GSoC 2023: Reviving the BookBrainz importer project

Hi, I am David Kellner (aka kellnerd), an electrical engineering student from Germany, who has finally found the time to participate in Summer of Code after four years of contributing data, bug reports and a bit of code to MetaBrainz projects (mostly to MusicBrainz and related tools such as userscripts).

Although I had mostly worked with MusicBrainz so far, I decided to apply for the BookBrainz importer project as I was already familiar with the underlying JavaScript technology and saw the huge potential of the idea to transform and import external datasets into the cleverly designed BookBrainz database schema. My proposed project was accepted by the MetaBrainz team and I have been working on it for the last six months under the mentorship of monkey.

This post gives an overview about my GSoC project and the challenges which I encountered during this summer.

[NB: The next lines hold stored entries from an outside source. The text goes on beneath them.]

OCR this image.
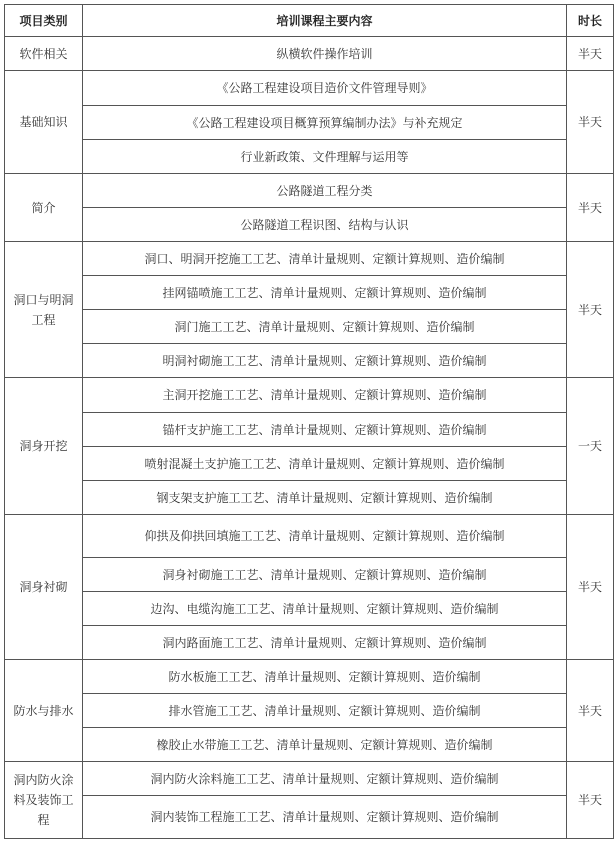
项目类别	培训课程主要内容	时长
软件相关	纵横软件操作培训	半天
基础知识	《公路工程建设项目造价文件管理导则》	半天
	《公路工程建设项目概算预算编制办法》与补充规定	
	行业新政策、文件理解与运用等	
简介	公路隧道工程分类	半天
	公路隧道工程识图、结构与认识	
洞口与明洞工程	洞口、明洞开挖施工工艺、清单计量规则、定额计算规则、造价编制	半天
	挂网锚喷施工工艺、清单计量规则、定额计算规则、造价编制	
	洞门施工工艺、清单计量规则、定额计算规则、造价编制	
	明洞衬砌施工工艺、清单计量规则、定额计算规则、造价编制	
洞身开挖	主洞开挖施工工艺、清单计量规则、定额计算规则、造价编制	一天
	锚杆支护施工工艺、清单计量规则、定额计算规则、造价编制	
	喷射混凝土支护施工工艺、清单计量规则、定额计算规则、造价编制	
	钢支架支护施工工艺、清单计量规则、定额计算规则、造价编制	
洞身衬砌	仰拱及仰拱回填施工工艺、清单计量规则、定额计算规则、造价编制	半天
	洞身衬砌施工工艺、清单计量规则、定额计算规则、造价编制	
	边沟、电缆沟施工工艺、清单计量规则、定额计算规则、造价编制	
	洞内路面施工工艺、清单计量规则、定额计算规则、造价编制	
防水与排水	防水板施工工艺、清单计量规则、定额计算规则、造价编制	半天
	排水管施工工艺、清单计量规则、定额计算规则、造价编制	
	橡胶止水带施工工艺、清单计量规则、定额计算规则、造价编制	
洞内防火涂料及装饰工程	洞内防火涂料施工工艺、清单计量规则、定额计算规则、造价编制	半天
	洞内装饰工程施工工艺、清单计量规则、定额计算规则、造价编制	
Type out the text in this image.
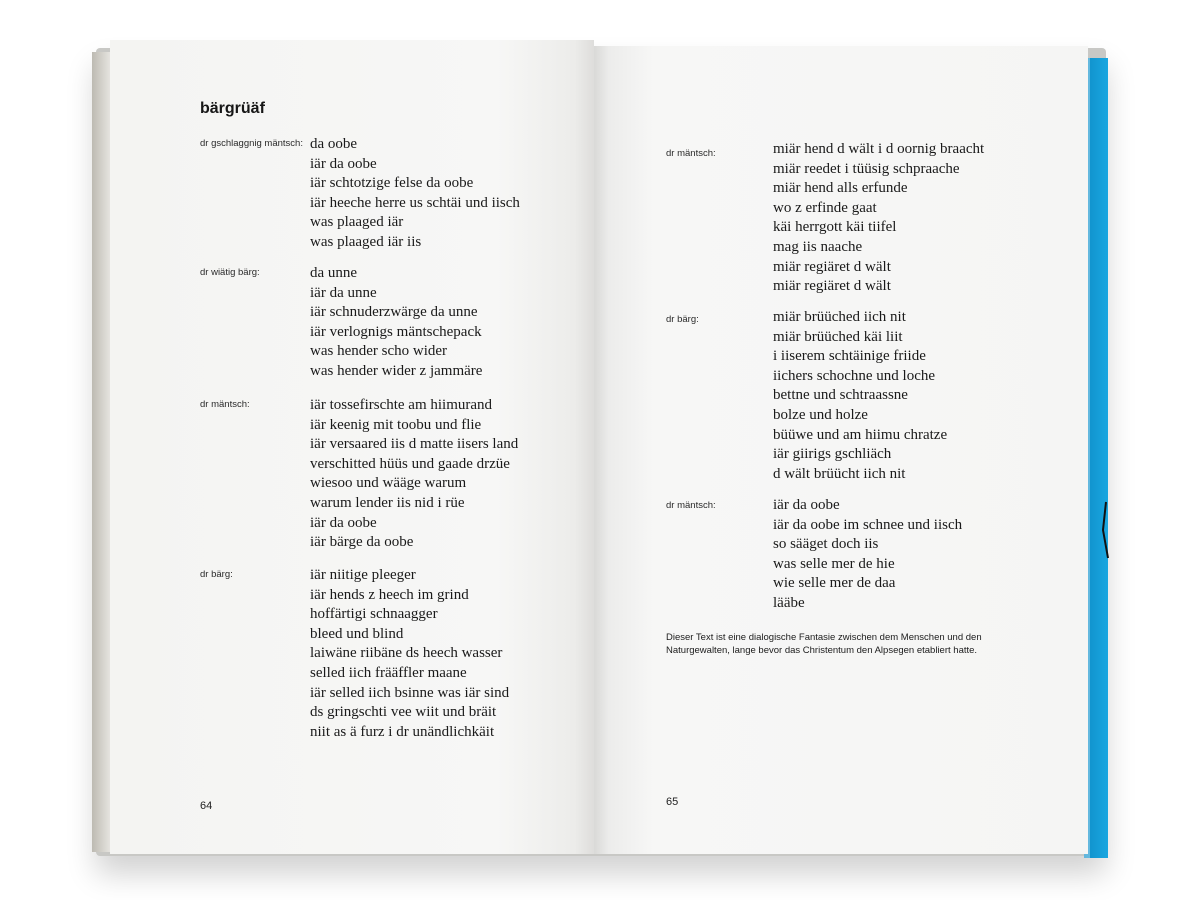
bärgrüäf
dr gschlaggnig mäntsch: da oobe
iär da oobe
iär schtotzige felse da oobe
iär heeche herre us schtäi und iisch
was plaaged iär
was plaaged iär iis
dr wiätig bärg:	da unne
iär da unne
iär schnuderzwärge da unne
iär verlognigs mäntschepack
was hender scho wider
was hender wider z jammäre
dr mäntsch:	iär tossefirschte am hiimurand
iär keenig mit toobu und flie
iär versaared iis d matte iisers land
verschitted hüüs und gaade drzüe
wiesoo und wääge warum
warum lender iis nid i rüe
iär da oobe
iär bärge da oobe
dr bärg:	iär niitige pleeger
iär hends z heech im grind
hoffärtigi schnaagger
bleed und blind
laiwäne riibäne ds heech wasser
selled iich frääffler maane
iär selled iich bsinne was iär sind
ds gringschti vee wiit und bräit
niit as ä furz i dr unändlichkäit
64
dr mäntsch:	miär hend d wält i d oornig braacht
miär reedet i tüüsig schpraache
miär hend alls erfunde
wo z erfinde gaat
käi herrgott käi tiifel
mag iis naache
miär regiäret d wält
miär regiäret d wält
dr bärg:	miär brüüched iich nit
miär brüüched käi liit
i iiserem schtäinige friide
iichers schochne und loche
bettne und schtraassne
bolze und holze
büüwe und am hiimu chratze
iär giirigs gschliäch
d wält brüücht iich nit
dr mäntsch:	iär da oobe
iär da oobe im schnee und iisch
so sääget doch iis
was selle mer de hie
wie selle mer de daa
lääbe
Dieser Text ist eine dialogische Fantasie zwischen dem Menschen und den Naturgewalten, lange bevor das Christentum den Alpsegen etabliert hatte.
65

What is the purpose of this project?

BookBrainz still has a relatively small community and contains less entities than other comparable databases. Therefore we want to provide a way to import available collections of library records into the database while still ensuring that they meet BookBrainz’ high data quality standards.

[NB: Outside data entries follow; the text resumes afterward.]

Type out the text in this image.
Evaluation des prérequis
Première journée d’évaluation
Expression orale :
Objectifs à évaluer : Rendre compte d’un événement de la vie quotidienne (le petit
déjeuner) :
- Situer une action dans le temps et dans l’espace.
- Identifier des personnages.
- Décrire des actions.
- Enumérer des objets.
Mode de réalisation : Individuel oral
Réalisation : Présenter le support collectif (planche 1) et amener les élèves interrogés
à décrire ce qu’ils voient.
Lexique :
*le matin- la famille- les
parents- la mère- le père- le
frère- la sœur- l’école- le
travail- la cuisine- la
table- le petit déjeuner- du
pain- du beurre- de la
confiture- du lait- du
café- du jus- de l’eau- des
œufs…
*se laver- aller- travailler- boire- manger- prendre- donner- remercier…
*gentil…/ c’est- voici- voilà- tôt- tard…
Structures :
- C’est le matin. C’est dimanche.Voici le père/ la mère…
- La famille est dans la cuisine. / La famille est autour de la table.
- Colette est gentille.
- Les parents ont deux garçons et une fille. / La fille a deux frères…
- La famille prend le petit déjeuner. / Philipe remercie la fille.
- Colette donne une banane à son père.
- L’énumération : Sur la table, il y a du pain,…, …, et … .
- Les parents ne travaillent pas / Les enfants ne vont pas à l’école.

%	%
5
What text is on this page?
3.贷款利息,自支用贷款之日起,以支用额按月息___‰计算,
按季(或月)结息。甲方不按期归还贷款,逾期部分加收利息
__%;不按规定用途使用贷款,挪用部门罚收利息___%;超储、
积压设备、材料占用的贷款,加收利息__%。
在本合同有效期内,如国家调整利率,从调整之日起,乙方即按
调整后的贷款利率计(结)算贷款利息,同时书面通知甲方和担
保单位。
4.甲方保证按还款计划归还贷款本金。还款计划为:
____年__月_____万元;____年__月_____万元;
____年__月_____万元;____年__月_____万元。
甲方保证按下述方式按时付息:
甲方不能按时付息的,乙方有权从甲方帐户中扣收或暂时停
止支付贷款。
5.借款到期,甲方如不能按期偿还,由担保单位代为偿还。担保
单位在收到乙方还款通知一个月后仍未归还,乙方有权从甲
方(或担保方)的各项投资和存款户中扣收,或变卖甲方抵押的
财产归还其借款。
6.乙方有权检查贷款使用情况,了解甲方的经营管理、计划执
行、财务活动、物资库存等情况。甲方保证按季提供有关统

From a previous GSoC project in 2018, the database schema already contains additional tables set up for that purpose, where the pending imports will await a user’s approval before becoming a fully accepted entity in the database.

The project will require processing very large data dumps (e.g. MARC records or JSON files) in a robust way and transforming entities from one database schema to the BookBrainz schema. Additionally the whole process should be repeatable without creating duplicate entries.

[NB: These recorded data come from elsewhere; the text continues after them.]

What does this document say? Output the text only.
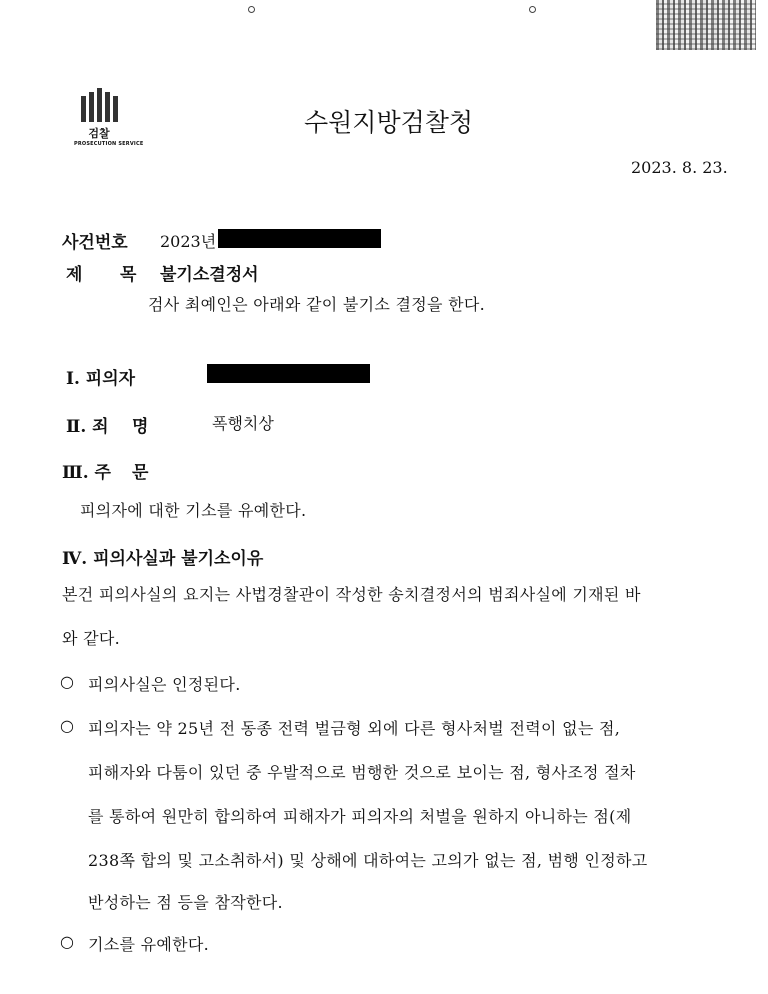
검찰
PROSECUTION SERVICE
수원지방검찰청
2023. 8. 23.
사건번호 2023년
제 목 불기소결정서
검사 최예인은 아래와 같이 불기소 결정을 한다.
Ⅰ. 피의자
Ⅱ. 죄 명	폭행치상
Ⅲ. 주 문
피의자에 대한 기소를 유예한다.
Ⅳ. 피의사실과 불기소이유
본건 피의사실의 요지는 사법경찰관이 작성한 송치결정서의 범죄사실에 기재된 바
와 같다.
○ 피의사실은 인정된다.
○ 피의자는 약 25년 전 동종 전력 벌금형 외에 다른 형사처벌 전력이 없는 점,
피해자와 다툼이 있던 중 우발적으로 범행한 것으로 보이는 점, 형사조정 절차
를 통하여 원만히 합의하여 피해자가 피의자의 처벌을 원하지 아니하는 점(제
238쪽 합의 및 고소취하서) 및 상해에 대하여는 고의가 없는 점, 범행 인정하고
반성하는 점 등을 참작한다.
○ 기소를 유예한다.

Overview of the existing infrastructure

Before I will tell you more about the import process, let us agree on common terms for the different states of the imported data:

External Entity: An entity which has been extracted from a certain external data source (that is a database dump or an API response) in its original format.

Parsed Entity: A JSON representation of the external entity which is compatible with the BookBrainz ORM. The JSON may also contain additional data which can not be represented within the current BookBrainz schema.

Pending Entity: The entity has been imported into the BookBrainz database schema, but has not been approved (or discarded) by a user so far. The additional data of the parsed entity will be kept in a freeform JSON column.

Accepted Entity: The imported entity has been accepted by a user and now has the same status as a regularly added entity.

The software architecture consists of two separate types of services which are connected by a RabbitMQ messaging queue which acts as a processing queue:

  1. Producer: Extracts external entities from a database dump (or an API) and emits parsed entities which are inserted into the queue. Each external data source has its own specific producer implementation although parts of it can be shared. Since the parsed entities are queued for insertion into the database, there can be multiple producer instances running in parallel.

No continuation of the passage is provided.